I think that depends on which one of us you ask! Diana and Breana really like to look at live nematodes, so they like to do experiments that involve a lot of microscope work, such as counting and identifying nematodes, or making cultures of nematodes to use in experiments. They are biologists and are interested in how nematodes respond to environmental pressure, such as an increase in temperature, moisture, nutrients, or other animals. Byron is our resident DNA expert, so he likes to squash the critters and see what makes them tick, genetically speaking. He studies the evolution of soil animals, and asks questions like, “Where did these nematodes come from? How long have they been here? What is in their DNA that allows them to freeze over the winter?” You can read all about Byron’s research on his website, BYU Nematode Evolution Lab. Ed probably likes to measure soil CO2 the most, because there is a fancy gadget for it. But his favorite experiment is probably the one we started last year, when he sterilized the soil and is waiting to see which animals will colonize the sterile soil first. You can read more about that experiment here.

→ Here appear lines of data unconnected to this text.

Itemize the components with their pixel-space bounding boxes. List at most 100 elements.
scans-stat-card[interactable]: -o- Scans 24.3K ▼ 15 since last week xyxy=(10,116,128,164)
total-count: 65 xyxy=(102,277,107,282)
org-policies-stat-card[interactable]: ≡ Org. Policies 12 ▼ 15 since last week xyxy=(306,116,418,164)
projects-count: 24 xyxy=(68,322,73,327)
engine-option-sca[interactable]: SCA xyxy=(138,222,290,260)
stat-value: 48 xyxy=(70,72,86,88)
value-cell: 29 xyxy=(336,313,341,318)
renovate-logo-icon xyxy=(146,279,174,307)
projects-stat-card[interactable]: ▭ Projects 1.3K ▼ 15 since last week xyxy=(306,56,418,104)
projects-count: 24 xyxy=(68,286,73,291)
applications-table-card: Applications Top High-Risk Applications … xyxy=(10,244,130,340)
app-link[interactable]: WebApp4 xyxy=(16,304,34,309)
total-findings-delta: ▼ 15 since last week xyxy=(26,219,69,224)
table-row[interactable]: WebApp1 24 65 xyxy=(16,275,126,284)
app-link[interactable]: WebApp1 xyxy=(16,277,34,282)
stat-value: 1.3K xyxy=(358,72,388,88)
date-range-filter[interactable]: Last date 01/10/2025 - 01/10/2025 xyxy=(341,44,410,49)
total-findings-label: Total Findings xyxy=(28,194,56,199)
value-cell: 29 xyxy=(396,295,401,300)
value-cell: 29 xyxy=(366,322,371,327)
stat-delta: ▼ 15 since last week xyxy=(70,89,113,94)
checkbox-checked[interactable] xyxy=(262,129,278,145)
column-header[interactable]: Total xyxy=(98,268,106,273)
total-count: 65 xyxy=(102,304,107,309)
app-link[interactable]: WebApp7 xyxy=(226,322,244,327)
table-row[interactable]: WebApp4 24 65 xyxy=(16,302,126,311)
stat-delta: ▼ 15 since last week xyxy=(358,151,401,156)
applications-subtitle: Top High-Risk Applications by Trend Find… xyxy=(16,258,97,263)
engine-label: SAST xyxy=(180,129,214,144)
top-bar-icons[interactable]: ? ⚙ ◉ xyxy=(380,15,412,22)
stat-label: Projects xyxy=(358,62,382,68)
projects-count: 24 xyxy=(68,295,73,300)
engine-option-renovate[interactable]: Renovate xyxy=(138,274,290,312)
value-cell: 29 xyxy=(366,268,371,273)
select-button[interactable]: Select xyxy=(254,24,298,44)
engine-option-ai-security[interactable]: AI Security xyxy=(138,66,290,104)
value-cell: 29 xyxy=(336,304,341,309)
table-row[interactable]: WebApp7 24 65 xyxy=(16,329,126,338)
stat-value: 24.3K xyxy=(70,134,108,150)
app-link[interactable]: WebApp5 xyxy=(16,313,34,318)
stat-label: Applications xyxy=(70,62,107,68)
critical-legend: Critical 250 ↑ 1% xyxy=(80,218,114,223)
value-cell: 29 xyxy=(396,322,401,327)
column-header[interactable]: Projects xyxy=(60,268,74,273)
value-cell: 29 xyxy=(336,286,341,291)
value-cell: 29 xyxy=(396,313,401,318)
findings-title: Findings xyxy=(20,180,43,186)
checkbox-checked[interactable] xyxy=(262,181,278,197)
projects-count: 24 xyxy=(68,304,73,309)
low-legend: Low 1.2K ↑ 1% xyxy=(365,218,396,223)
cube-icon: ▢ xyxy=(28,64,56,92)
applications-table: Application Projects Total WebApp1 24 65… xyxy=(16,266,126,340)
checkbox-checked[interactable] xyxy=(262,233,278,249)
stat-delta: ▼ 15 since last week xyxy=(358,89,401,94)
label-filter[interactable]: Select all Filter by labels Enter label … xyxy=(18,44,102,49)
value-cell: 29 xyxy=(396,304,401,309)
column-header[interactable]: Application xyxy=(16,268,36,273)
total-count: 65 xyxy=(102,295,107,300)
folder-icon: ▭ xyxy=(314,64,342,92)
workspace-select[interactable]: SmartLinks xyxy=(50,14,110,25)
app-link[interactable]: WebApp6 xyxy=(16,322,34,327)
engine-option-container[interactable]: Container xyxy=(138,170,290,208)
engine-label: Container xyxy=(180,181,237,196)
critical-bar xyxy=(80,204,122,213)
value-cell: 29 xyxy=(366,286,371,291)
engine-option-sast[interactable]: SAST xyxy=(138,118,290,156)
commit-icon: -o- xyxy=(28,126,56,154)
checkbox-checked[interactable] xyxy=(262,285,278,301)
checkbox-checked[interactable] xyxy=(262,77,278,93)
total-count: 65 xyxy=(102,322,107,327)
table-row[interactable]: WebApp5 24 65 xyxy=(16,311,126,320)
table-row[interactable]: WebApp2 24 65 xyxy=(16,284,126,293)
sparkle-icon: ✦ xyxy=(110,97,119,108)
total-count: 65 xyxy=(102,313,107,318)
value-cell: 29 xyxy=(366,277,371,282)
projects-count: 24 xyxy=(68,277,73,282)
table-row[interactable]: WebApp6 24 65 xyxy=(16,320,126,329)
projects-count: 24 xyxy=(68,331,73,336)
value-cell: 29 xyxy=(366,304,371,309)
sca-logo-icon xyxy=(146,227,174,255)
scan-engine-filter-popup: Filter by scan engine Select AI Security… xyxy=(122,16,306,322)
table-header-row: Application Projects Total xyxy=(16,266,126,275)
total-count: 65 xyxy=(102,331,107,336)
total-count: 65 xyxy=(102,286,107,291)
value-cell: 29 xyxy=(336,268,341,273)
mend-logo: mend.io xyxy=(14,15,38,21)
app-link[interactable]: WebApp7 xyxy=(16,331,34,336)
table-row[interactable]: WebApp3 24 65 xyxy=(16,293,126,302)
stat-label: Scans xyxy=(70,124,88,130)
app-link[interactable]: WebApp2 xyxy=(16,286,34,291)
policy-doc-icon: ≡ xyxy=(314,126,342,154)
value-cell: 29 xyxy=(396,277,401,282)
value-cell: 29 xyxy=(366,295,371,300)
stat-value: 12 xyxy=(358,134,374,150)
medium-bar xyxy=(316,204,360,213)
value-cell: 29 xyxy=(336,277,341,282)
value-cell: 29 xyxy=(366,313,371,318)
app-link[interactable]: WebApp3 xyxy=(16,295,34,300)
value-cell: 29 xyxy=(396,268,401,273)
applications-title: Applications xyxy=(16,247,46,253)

There is also a running joke in McMurdo, “Who can create the most awesome dessert using soft serve ice-cream (aka Frosty Boy)?” We do this test every evening, and so far, Byron is winning.

5. We just learned about the Antarctic Treaty. How do the provisions in the treaty affect your research? – Ann Marie

The treaty is important to us because it’s a pact between countries designating Antarctica a place of research, with freedom of investigation and scientific operation. There can be no military activity, and the continent runs without a government. This is possible because all the separate bases operate under the same principle of scientific discovery, and that means we can go anywhere we want and collaborate with anyone we want. Cooperation between treaty-states (those countries who signed the treaty) is incredibly important when working in such an extreme system. The Treaty also protects Antarctica from nuclear activity and radioactive waste, keeping it free of pollution for future research. Basically, the framework set in place by the countries who have agreed to the terms of the Treaty indirectly allow us to do exciting work in a pristine environment.